88 people lost their lives in traffic crashes on Denver streets since January 2018. A new campaign hopes to encourage change to keep them safe.

DENVER, Colorado — New signage popping up around Denver is encouraging people to remember that streets aren't just for cars.

Jill Locantore, the executive director of WalkDenver, told 9NEWS that since January 2018, 88 people have lost their lives to traffic crashes on Denver streets. 30 of those were pedestrians and and six were bicyclists. 

Last weekend, volunteers with WalkDenver installed signs around the city at the location of fatal crashes, Locantore said. Each sign bears the name of the victim killed at that location.

"It’s really heartbreaking. Every single name is a person whose life was cut short from a preventable tragedy," Locantore said.

The signs are the precursor for the 2019 Ride & Walk of Silence.

On Wednesday, May 15, WalkDenver is encouraging the public to join them at the City and County Building at 5:30 p.m. From there, the group will walk and bike to the Sunken Gardens off of Speer Boulevard "for a ceremony to honor the victims of the traffic crashes."

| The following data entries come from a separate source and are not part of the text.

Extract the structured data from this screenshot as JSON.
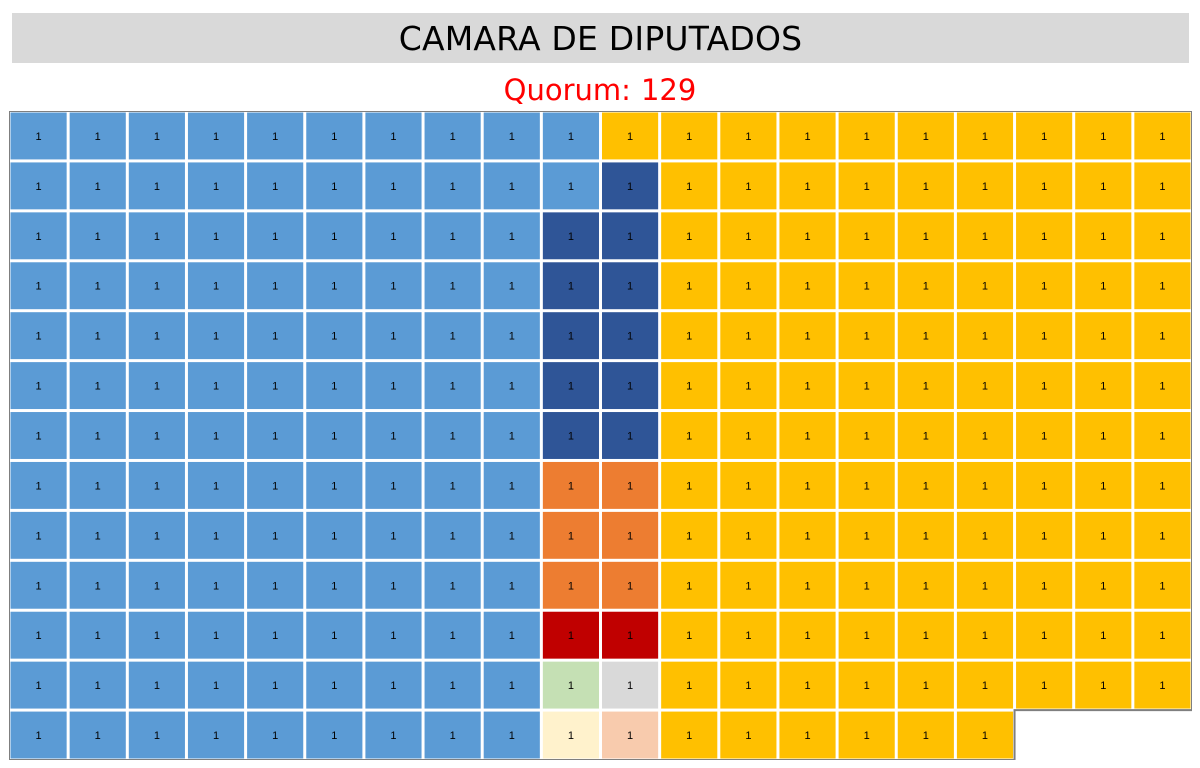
{
  "header": {
    "title": "CAMARA DE DIPUTADOS"
  },
  "quorum": {
    "label": "Quorum:",
    "value": "129"
  },
  "chart_data": {
    "type": "waffle",
    "seat_label": "1",
    "columns": 20,
    "rows": 13,
    "fill_order": "row-major (left to right, top to bottom)",
    "seats_per_row": [
      20,
      20,
      20,
      20,
      20,
      20,
      20,
      20,
      20,
      20,
      20,
      20,
      17
    ],
    "total_seats": 257,
    "colors": {
      "blue": "#5b9bd5",
      "dark_blue": "#2f5597",
      "yellow": "#ffc000",
      "orange": "#ed7d31",
      "red": "#c00000",
      "light_green": "#c5e0b4",
      "light_gray": "#d9d9d9",
      "cream": "#fff2cc",
      "peach": "#f8cbad"
    },
    "column_color_runs": [
      [
        [
          "blue",
          10
        ],
        [
          "yellow",
          10
        ]
      ],
      [
        [
          "blue",
          10
        ],
        [
          "dark_blue",
          1
        ],
        [
          "yellow",
          9
        ]
      ],
      [
        [
          "blue",
          9
        ],
        [
          "dark_blue",
          2
        ],
        [
          "yellow",
          9
        ]
      ],
      [
        [
          "blue",
          9
        ],
        [
          "dark_blue",
          2
        ],
        [
          "yellow",
          9
        ]
      ],
      [
        [
          "blue",
          9
        ],
        [
          "dark_blue",
          2
        ],
        [
          "yellow",
          9
        ]
      ],
      [
        [
          "blue",
          9
        ],
        [
          "dark_blue",
          2
        ],
        [
          "yellow",
          9
        ]
      ],
      [
        [
          "blue",
          9
        ],
        [
          "dark_blue",
          2
        ],
        [
          "yellow",
          9
        ]
      ],
      [
        [
          "blue",
          9
        ],
        [
          "orange",
          2
        ],
        [
          "yellow",
          9
        ]
      ],
      [
        [
          "blue",
          9
        ],
        [
          "orange",
          2
        ],
        [
          "yellow",
          9
        ]
      ],
      [
        [
          "blue",
          9
        ],
        [
          "orange",
          2
        ],
        [
          "yellow",
          9
        ]
      ],
      [
        [
          "blue",
          9
        ],
        [
          "red",
          2
        ],
        [
          "yellow",
          9
        ]
      ],
      [
        [
          "blue",
          9
        ],
        [
          "light_green",
          1
        ],
        [
          "light_gray",
          1
        ],
        [
          "yellow",
          9
        ]
      ],
      [
        [
          "blue",
          9
        ],
        [
          "cream",
          1
        ],
        [
          "peach",
          1
        ],
        [
          "yellow",
          6
        ]
      ]
    ]
  }
}
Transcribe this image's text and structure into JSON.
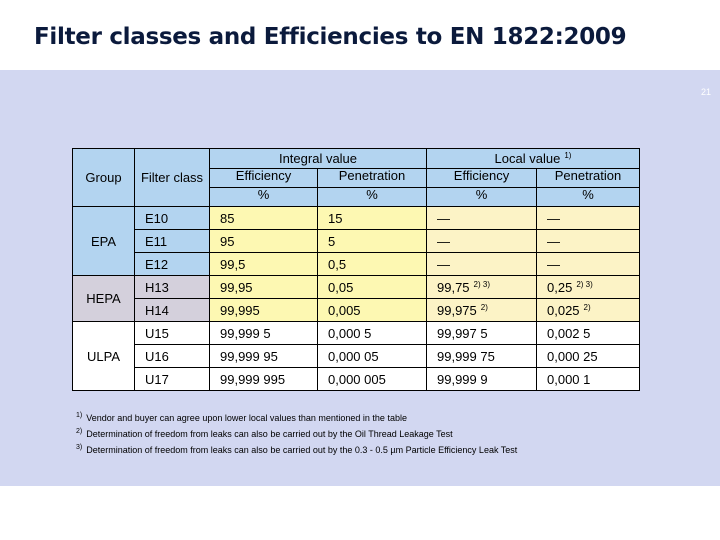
{
  "page": {
    "title": "Filter classes and Efficiencies to EN 1822:2009",
    "page_number": "21"
  },
  "table": {
    "group_header": "Group",
    "filter_class_header": "Filter class",
    "integral_header": "Integral value",
    "local_header": "Local value",
    "local_header_note": "1)",
    "efficiency_label": "Efficiency",
    "penetration_label": "Penetration",
    "percent": "%",
    "groups": [
      "EPA",
      "HEPA",
      "ULPA"
    ],
    "rows": [
      {
        "cls": "E10",
        "ie": "85",
        "ip": "15",
        "le": "—",
        "le_note": "",
        "lp": "—",
        "lp_note": ""
      },
      {
        "cls": "E11",
        "ie": "95",
        "ip": "5",
        "le": "—",
        "le_note": "",
        "lp": "—",
        "lp_note": ""
      },
      {
        "cls": "E12",
        "ie": "99,5",
        "ip": "0,5",
        "le": "—",
        "le_note": "",
        "lp": "—",
        "lp_note": ""
      },
      {
        "cls": "H13",
        "ie": "99,95",
        "ip": "0,05",
        "le": "99,75",
        "le_note": "2) 3)",
        "lp": "0,25",
        "lp_note": "2) 3)"
      },
      {
        "cls": "H14",
        "ie": "99,995",
        "ip": "0,005",
        "le": "99,975",
        "le_note": "2)",
        "lp": "0,025",
        "lp_note": "2)"
      },
      {
        "cls": "U15",
        "ie": "99,999 5",
        "ip": "0,000 5",
        "le": "99,997 5",
        "le_note": "",
        "lp": "0,002 5",
        "lp_note": ""
      },
      {
        "cls": "U16",
        "ie": "99,999 95",
        "ip": "0,000 05",
        "le": "99,999 75",
        "le_note": "",
        "lp": "0,000 25",
        "lp_note": ""
      },
      {
        "cls": "U17",
        "ie": "99,999 995",
        "ip": "0,000 005",
        "le": "99,999 9",
        "le_note": "",
        "lp": "0,000 1",
        "lp_note": ""
      }
    ]
  },
  "footnotes": [
    {
      "mark": "1)",
      "text": "Vendor and buyer can agree upon lower local values than mentioned in the table"
    },
    {
      "mark": "2)",
      "text": "Determination of freedom from leaks can also be carried out by the Oil Thread Leakage Test"
    },
    {
      "mark": "3)",
      "text": "Determination of freedom from leaks can also be carried out by the 0.3 - 0.5 µm Particle Efficiency Leak Test"
    }
  ]
}
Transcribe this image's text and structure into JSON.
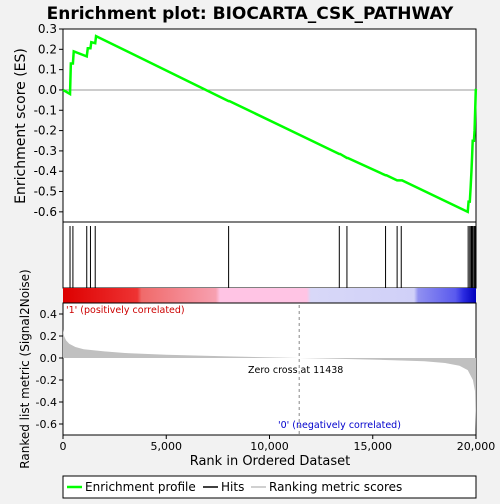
{
  "chart_data": {
    "type": "line",
    "title": "Enrichment plot: BIOCARTA_CSK_PATHWAY",
    "top_panel": {
      "ylabel": "Enrichment score (ES)",
      "ylim": [
        -0.65,
        0.3
      ],
      "yticks": [
        0.3,
        0.2,
        0.1,
        0.0,
        -0.1,
        -0.2,
        -0.3,
        -0.4,
        -0.5,
        -0.6
      ],
      "ytick_labels": [
        "0.3",
        "0.2",
        "0.1",
        "0.0",
        "-0.1",
        "-0.2",
        "-0.3",
        "-0.4",
        "-0.5",
        "-0.6"
      ],
      "series_color": "#00ff00",
      "points": [
        [
          0,
          0.0
        ],
        [
          340,
          -0.02
        ],
        [
          380,
          0.13
        ],
        [
          480,
          0.13
        ],
        [
          520,
          0.19
        ],
        [
          1150,
          0.165
        ],
        [
          1200,
          0.205
        ],
        [
          1330,
          0.205
        ],
        [
          1370,
          0.235
        ],
        [
          1560,
          0.23
        ],
        [
          1600,
          0.265
        ],
        [
          8020,
          -0.055
        ],
        [
          8060,
          -0.055
        ],
        [
          13380,
          -0.315
        ],
        [
          13420,
          -0.315
        ],
        [
          13750,
          -0.335
        ],
        [
          13790,
          -0.335
        ],
        [
          15620,
          -0.42
        ],
        [
          15660,
          -0.42
        ],
        [
          16180,
          -0.445
        ],
        [
          16220,
          -0.445
        ],
        [
          16380,
          -0.445
        ],
        [
          16420,
          -0.445
        ],
        [
          19600,
          -0.6
        ],
        [
          19640,
          -0.55
        ],
        [
          19700,
          -0.55
        ],
        [
          19740,
          -0.48
        ],
        [
          19780,
          -0.4
        ],
        [
          19810,
          -0.33
        ],
        [
          19840,
          -0.25
        ],
        [
          19900,
          -0.25
        ],
        [
          19930,
          -0.2
        ],
        [
          19960,
          -0.1
        ],
        [
          19990,
          0.0
        ],
        [
          20000,
          0.005
        ]
      ]
    },
    "hits": [
      340,
      480,
      1150,
      1330,
      1560,
      8020,
      13380,
      13750,
      15620,
      16180,
      16380,
      19620,
      19700,
      19760,
      19800,
      19840,
      19900,
      19950,
      19990
    ],
    "bottom_panel": {
      "ylabel": "Ranked list metric (Signal2Noise)",
      "xlabel": "Rank in Ordered Dataset",
      "ylim": [
        -0.7,
        0.5
      ],
      "yticks": [
        0.4,
        0.2,
        0.0,
        -0.2,
        -0.4,
        -0.6
      ],
      "ytick_labels": [
        "0.4",
        "0.2",
        "0.0",
        "-0.2",
        "-0.4",
        "-0.6"
      ],
      "xlim": [
        0,
        20000
      ],
      "xticks": [
        0,
        5000,
        10000,
        15000,
        20000
      ],
      "xtick_labels": [
        "0",
        "5,000",
        "10,000",
        "15,000",
        "20,000"
      ],
      "metric_profile": [
        [
          0,
          0.26
        ],
        [
          50,
          0.2
        ],
        [
          150,
          0.16
        ],
        [
          300,
          0.13
        ],
        [
          600,
          0.1
        ],
        [
          1000,
          0.08
        ],
        [
          2000,
          0.06
        ],
        [
          3000,
          0.045
        ],
        [
          5000,
          0.03
        ],
        [
          8000,
          0.015
        ],
        [
          11438,
          0.0
        ],
        [
          14000,
          -0.01
        ],
        [
          16000,
          -0.02
        ],
        [
          17500,
          -0.03
        ],
        [
          18500,
          -0.045
        ],
        [
          19200,
          -0.07
        ],
        [
          19600,
          -0.11
        ],
        [
          19850,
          -0.2
        ],
        [
          19950,
          -0.3
        ],
        [
          20000,
          -0.65
        ]
      ],
      "zero_cross_label": "Zero cross at 11438",
      "zero_cross": 11438,
      "positive_label": "'1' (positively correlated)",
      "negative_label": "'0' (negatively correlated)"
    },
    "colors": {
      "positive_label": "#cc0000",
      "negative_label": "#0000cc",
      "metric_fill": "#c0c0c0"
    },
    "legend": {
      "placement": "bottom",
      "entries": [
        "Enrichment profile",
        "Hits",
        "Ranking metric scores"
      ]
    }
  }
}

Locantore cited Speer Boulevard as one of the streets in Denver that lacks accommodations for cyclists.

"There's just high-speed traffic going down multiple lanes and so it feels very unsafe," she said.

Xavier Fretard died at the intersection of Speer Boulevard and Logan Street. There's now a sign on the corner commemorating his life.

"We know how to make our streets safe and it’s just really upsetting that we are allowing so many people to die every year when we could be doing things to make our streets safer," Locantore told 9NEWS.

According to Locantore, the solution is to "redesign our streets to be safe for people, not just conduits for cars. That means reclaiming some of the space that we’ve given over for high-speed traffic and reallocating it to sidewalks for pedestrians, bike lanes for people riding bikes, and safe places for people to wait for the bus."